Spectral gaps are a key property in semiconductors, among a multitude of other materials, in particular those with superconducting properties. It was thought that it was possible to determine if a material is superconductive by extrapolating from a complete enough microscopic description of it, however this study has shown that determining whether a material has a spectral gap is what is known as “an undecidable question”.
“Alan Turing is famous for his role in cracking the Enigma, but amongst mathematicians and computer scientists, he is even more famous for proving that certain mathematical questions are `undecidable’ – they are neither true nor false, but are beyond the reach of mathematics code,” said co-author Dr Toby Cubitt, from UCL Computer Science.
“What we’ve shown is that the spectral gap is one of these undecidable problems. This means a general method to determine whether matter described by quantum mechanics has a spectral gap, or not, cannot exist. Which limits the extent to which we can predict the behaviour of quantum materials, and potentially even fundamental particle physics.”

enter image description here


The research, which was published today in the journal Nature, used complex mathematics to determine the undecidable nature of the spectral gap, which they say they have demonstrated in two ways:
“The spectral gap problem is algorithmically undecidable: there cannot exist any algorithm which, given a description of the local interactions, determines whether the resulting model is gapped or gapless,” wrote the researchers in the journal paper.
“The spectral gap problem is axiomatically independent: given any consistent recursive axiomatisation of mathematics, there exist particular quantum many-body Hamiltonians for which the presence or absence of the spectral gap is not determined by the axioms of mathematics.”
In other words, no algorithm can determine the spectral gap, and no matter how the maths is broken down, information about energy of the system does not confirm its presence.

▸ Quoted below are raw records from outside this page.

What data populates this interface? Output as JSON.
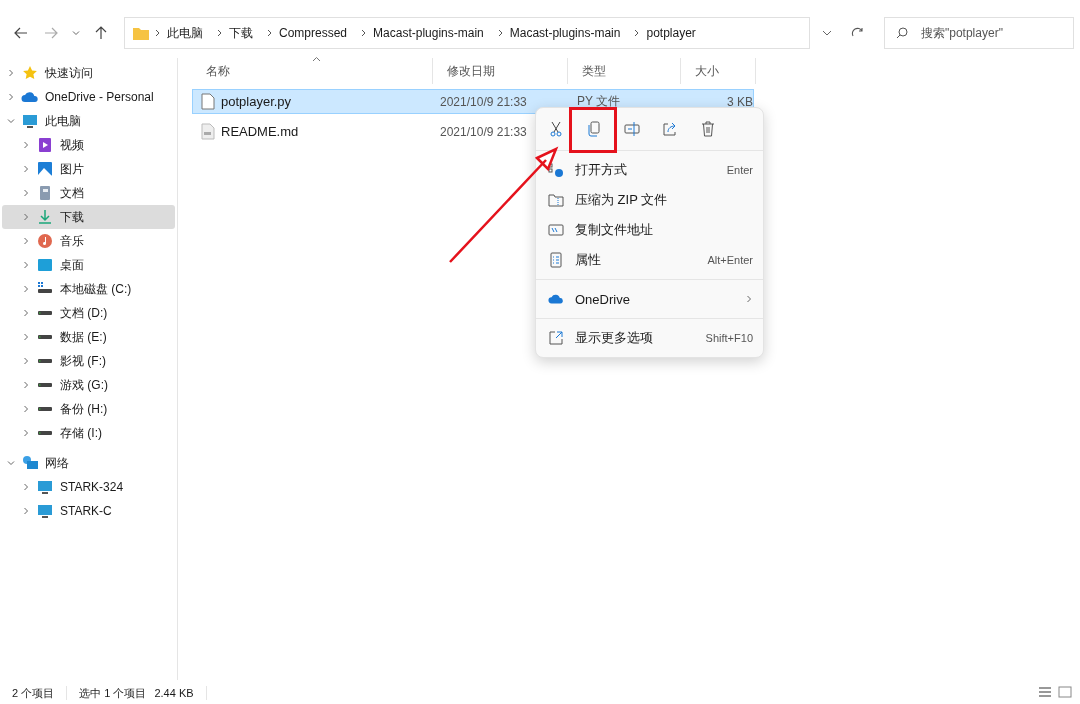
{
  "address_bar": {
    "crumbs": [
      "此电脑",
      "下载",
      "Compressed",
      "Macast-plugins-main",
      "Macast-plugins-main",
      "potplayer"
    ]
  },
  "search": {
    "placeholder": "搜索\"potplayer\""
  },
  "sidebar": {
    "items": [
      {
        "label": "快速访问",
        "kind": "star",
        "expanded": false,
        "selected": false
      },
      {
        "label": "OneDrive - Personal",
        "kind": "cloud",
        "expanded": false,
        "selected": false
      },
      {
        "label": "此电脑",
        "kind": "pc",
        "expanded": true,
        "selected": false,
        "children": [
          {
            "label": "视频",
            "kind": "video",
            "expanded": false,
            "selected": false
          },
          {
            "label": "图片",
            "kind": "pictures",
            "expanded": false,
            "selected": false
          },
          {
            "label": "文档",
            "kind": "document",
            "expanded": false,
            "selected": false
          },
          {
            "label": "下载",
            "kind": "download",
            "expanded": false,
            "selected": true
          },
          {
            "label": "音乐",
            "kind": "music",
            "expanded": false,
            "selected": false
          },
          {
            "label": "桌面",
            "kind": "desktop",
            "expanded": false,
            "selected": false
          },
          {
            "label": "本地磁盘 (C:)",
            "kind": "system-drive",
            "expanded": false,
            "selected": false
          },
          {
            "label": "文档 (D:)",
            "kind": "drive",
            "expanded": false,
            "selected": false
          },
          {
            "label": "数据 (E:)",
            "kind": "drive",
            "expanded": false,
            "selected": false
          },
          {
            "label": "影视 (F:)",
            "kind": "drive",
            "expanded": false,
            "selected": false
          },
          {
            "label": "游戏 (G:)",
            "kind": "drive",
            "expanded": false,
            "selected": false
          },
          {
            "label": "备份 (H:)",
            "kind": "drive",
            "expanded": false,
            "selected": false
          },
          {
            "label": "存储 (I:)",
            "kind": "drive",
            "expanded": false,
            "selected": false
          }
        ]
      },
      {
        "label": "网络",
        "kind": "network",
        "expanded": true,
        "selected": false,
        "children": [
          {
            "label": "STARK-324",
            "kind": "monitor",
            "expanded": false,
            "selected": false
          },
          {
            "label": "STARK-C",
            "kind": "monitor",
            "expanded": false,
            "selected": false
          }
        ]
      }
    ]
  },
  "table": {
    "columns": [
      "名称",
      "修改日期",
      "类型",
      "大小"
    ],
    "rows": [
      {
        "name": "potplayer.py",
        "kind": "text-file",
        "date": "2021/10/9 21:33",
        "type": "PY 文件",
        "size": "3 KB",
        "selected": true
      },
      {
        "name": "README.md",
        "kind": "markdown-file",
        "date": "2021/10/9 21:33",
        "selected": false
      }
    ]
  },
  "context_menu": {
    "items": [
      {
        "label": "打开方式",
        "kind": "open-with",
        "shortcut": "Enter"
      },
      {
        "label": "压缩为 ZIP 文件",
        "kind": "zip"
      },
      {
        "label": "复制文件地址",
        "kind": "copy-path"
      },
      {
        "label": "属性",
        "kind": "properties",
        "shortcut": "Alt+Enter"
      },
      {
        "label": "OneDrive",
        "kind": "onedrive",
        "submenu": true
      },
      {
        "label": "显示更多选项",
        "kind": "more",
        "shortcut": "Shift+F10"
      }
    ]
  },
  "status_bar": {
    "item_count": "2 个项目",
    "selection": "选中 1 个项目",
    "selection_size": "2.44 KB"
  }
}
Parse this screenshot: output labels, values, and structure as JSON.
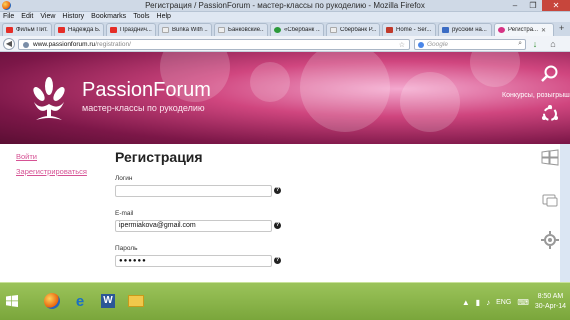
{
  "window": {
    "title": "Регистрация / PassionForum - мастер-классы по рукоделию - Mozilla Firefox",
    "minimize": "–",
    "maximize": "❐",
    "close": "✕"
  },
  "menu": [
    "File",
    "Edit",
    "View",
    "History",
    "Bookmarks",
    "Tools",
    "Help"
  ],
  "tabs": [
    {
      "label": "Фильм Пит...",
      "favicon_color": "#e52d27"
    },
    {
      "label": "Надежда Б...",
      "favicon_color": "#e52d27"
    },
    {
      "label": "Празднич...",
      "favicon_color": "#e52d27"
    },
    {
      "label": "Bunka With ...",
      "favicon_color": "#e8e8e8"
    },
    {
      "label": "Банковские...",
      "favicon_color": "#e8e8e8"
    },
    {
      "label": "«Сбербанк ...",
      "favicon_color": "#2c9a3b"
    },
    {
      "label": "Сбербанк Р...",
      "favicon_color": "#e8e8e8"
    },
    {
      "label": "Home - Ser...",
      "favicon_color": "#c0392b"
    },
    {
      "label": "русский на...",
      "favicon_color": "#3b6cc4"
    },
    {
      "label": "Регистра...",
      "favicon_color": "#d63384",
      "active": true
    }
  ],
  "tab_add": "+",
  "nav": {
    "url_host": "www.passionforum.ru",
    "url_path": "/registration/",
    "search_placeholder": "Google"
  },
  "header": {
    "brand_name": "PassionForum",
    "brand_tagline": "мастер-классы по рукоделию",
    "contests_link": "Конкурсы, розыгрыши"
  },
  "sidebar": {
    "login_link": "Войти",
    "register_link": "Зарегистрироваться"
  },
  "form": {
    "title": "Регистрация",
    "login_label": "Логин",
    "login_value": "",
    "email_label": "E-mail",
    "email_value": "ipermiakova@gmail.com",
    "password_label": "Пароль",
    "password_value": "●●●●●●",
    "help_glyph": "?"
  },
  "taskbar": {
    "language": "ENG",
    "time": "8:50 AM",
    "date": "30-Apr-14"
  },
  "colors": {
    "accent_pink": "#d65294",
    "taskbar_green": "#8ab84a",
    "header_magenta": "#a0245f"
  }
}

enter image description here


The research has profound implications for the field, not least for the Clay Mathematics Institute’s infamous $1m prize to prove whether the standard model of particular physics, which underpins the behaviour of the most basic particulars of matter, has a spectral gap using standard model equations.

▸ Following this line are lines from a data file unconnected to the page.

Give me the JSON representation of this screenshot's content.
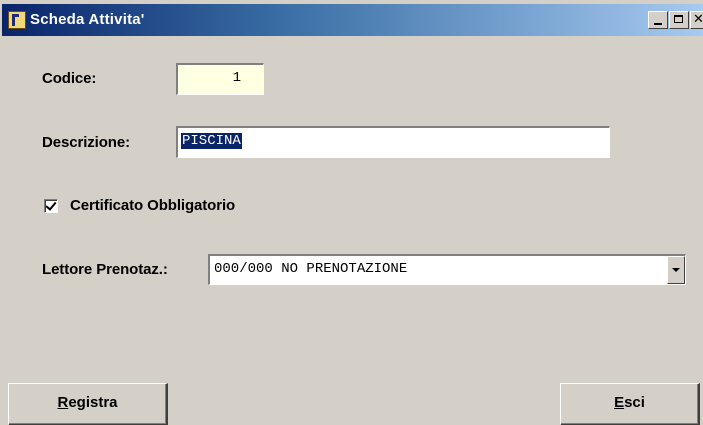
{
  "window": {
    "title": "Scheda Attivita'",
    "icon": "app-icon",
    "controls": [
      "minimize-icon",
      "maximize-icon",
      "close-icon"
    ]
  },
  "form": {
    "codice_label": "Codice:",
    "codice_value": "1",
    "descrizione_label": "Descrizione:",
    "descrizione_value": "PISCINA",
    "certificato_label": "Certificato Obbligatorio",
    "certificato_checked": true,
    "lettore_label": "Lettore Prenotaz.:",
    "lettore_value": "000/000 NO PRENOTAZIONE"
  },
  "buttons": {
    "registra_mnemonic": "R",
    "registra_rest": "egistra",
    "esci_mnemonic": "E",
    "esci_rest": "sci"
  },
  "colors": {
    "face": "#d4d0c8",
    "title_start": "#0a246a",
    "title_end": "#a6caf0",
    "codice_bg": "#ffffe1",
    "selection": "#0a246a"
  }
}
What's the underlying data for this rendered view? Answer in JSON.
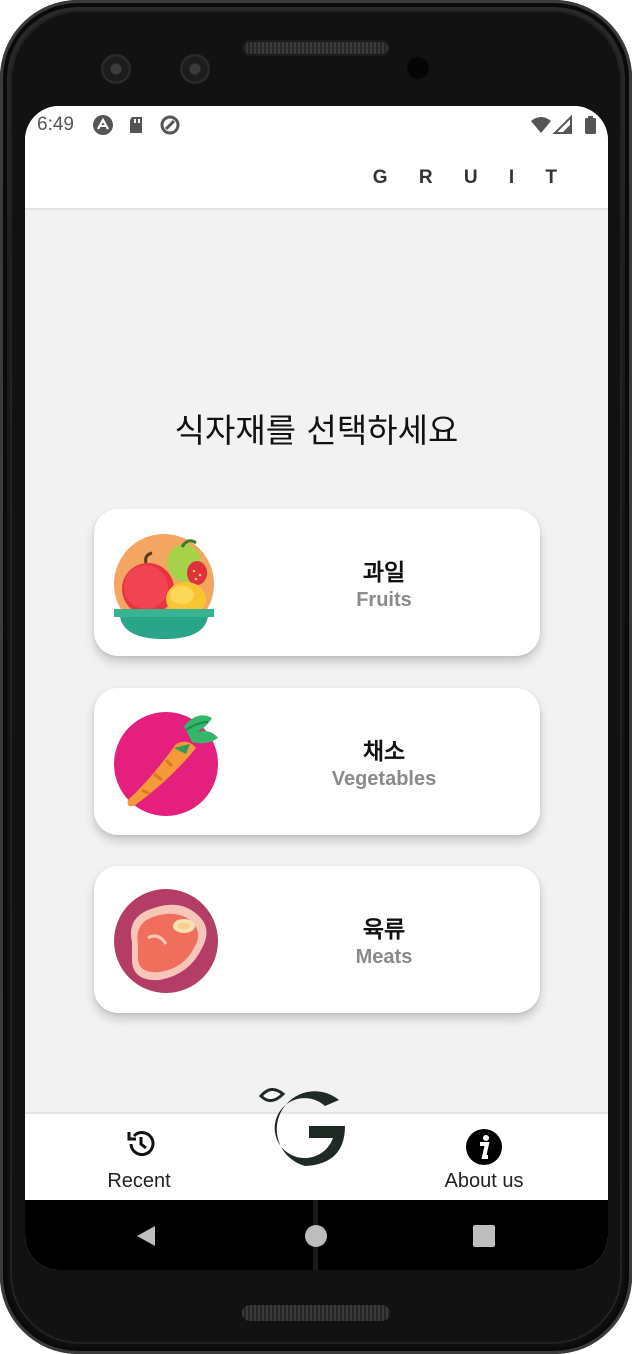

“It’s possible for particular cases of a problem to be solvable even when the general problem is undecidable, so someone may yet win the coveted $1m prize. But our results do raise the prospect that some of these big open problems in theoretical physics could be provably unsolvable,” said Cubitt.
“We knew about the possibility of problems that are undecidable in principle since the works of Turing and Gödel in the 1930s,” agreed co-author Professor Michael Wolf, from the Technical University of Munich.

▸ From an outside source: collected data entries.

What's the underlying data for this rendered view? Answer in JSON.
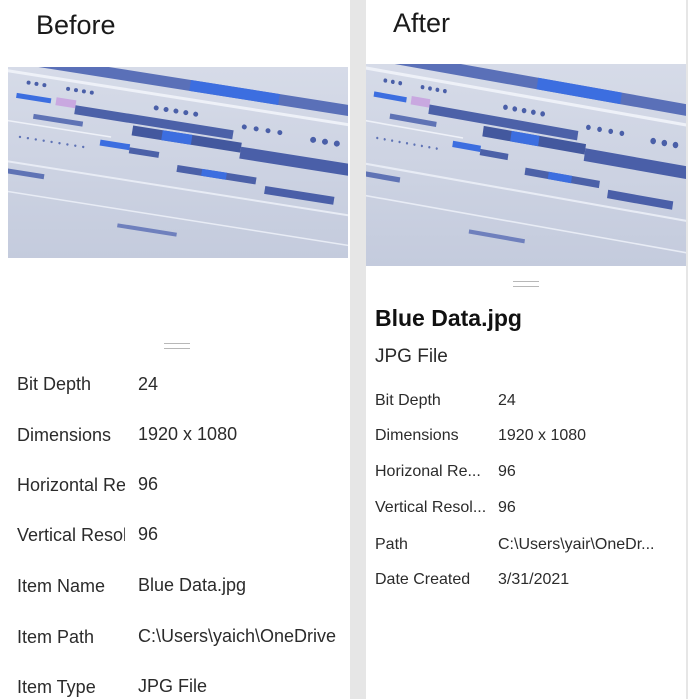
{
  "before": {
    "heading": "Before",
    "properties": [
      {
        "label": "Bit Depth",
        "value": "24"
      },
      {
        "label": "Dimensions",
        "value": "1920 x 1080"
      },
      {
        "label": "Horizontal Res",
        "value": "96"
      },
      {
        "label": "Vertical Resolu",
        "value": "96"
      },
      {
        "label": "Item Name",
        "value": "Blue Data.jpg"
      },
      {
        "label": "Item Path",
        "value": "C:\\Users\\yaich\\OneDrive"
      },
      {
        "label": "Item Type",
        "value": "JPG File"
      }
    ]
  },
  "after": {
    "heading": "After",
    "file_name": "Blue Data.jpg",
    "file_type": "JPG File",
    "properties": [
      {
        "label": "Bit Depth",
        "value": "24"
      },
      {
        "label": "Dimensions",
        "value": "1920 x 1080"
      },
      {
        "label": "Horizonal Re...",
        "value": "96"
      },
      {
        "label": "Vertical Resol...",
        "value": "96"
      },
      {
        "label": "Path",
        "value": "C:\\Users\\yair\\OneDr..."
      },
      {
        "label": "Date Created",
        "value": "3/31/2021"
      }
    ]
  },
  "colors": {
    "page_background": "#e6e6e6",
    "panel_background": "#ffffff",
    "image_background": "#c9d0e2",
    "data_blue": "#4a6fd6"
  },
  "icons": {
    "preview_image": "abstract-blue-data-image",
    "drag_handle": "grip-handle-icon"
  }
}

“So far, however, this only concerned the very abstract corners of theoretical computer science and mathematical logic. No one had seriously contemplated this as a possibility right in the heart of theoretical physics before. But our results change this picture. From a more philosophical perspective, they also challenge the reductionists’ point of view, as the insurmountable difficulty lies precisely in the derivation of macroscopic properties from a microscopic description.”
“It’s not all bad news, though,” added Professor David Pérez-García, from the Universidad Complutense de Madrid and ICMAT. “The reason this problem is impossible to solve in general is because models at this level exhibit extremely bizarre behaviour that essentially defeats any attempt to analyse them.
“But this bizarre behaviour also predicts some new and very weird physics that hasn’t been seen before. For example, our results show that adding even a single particle to a lump of matter, however large, could in principle dramatically change its properties. New physics like this is often later exploited in technology.”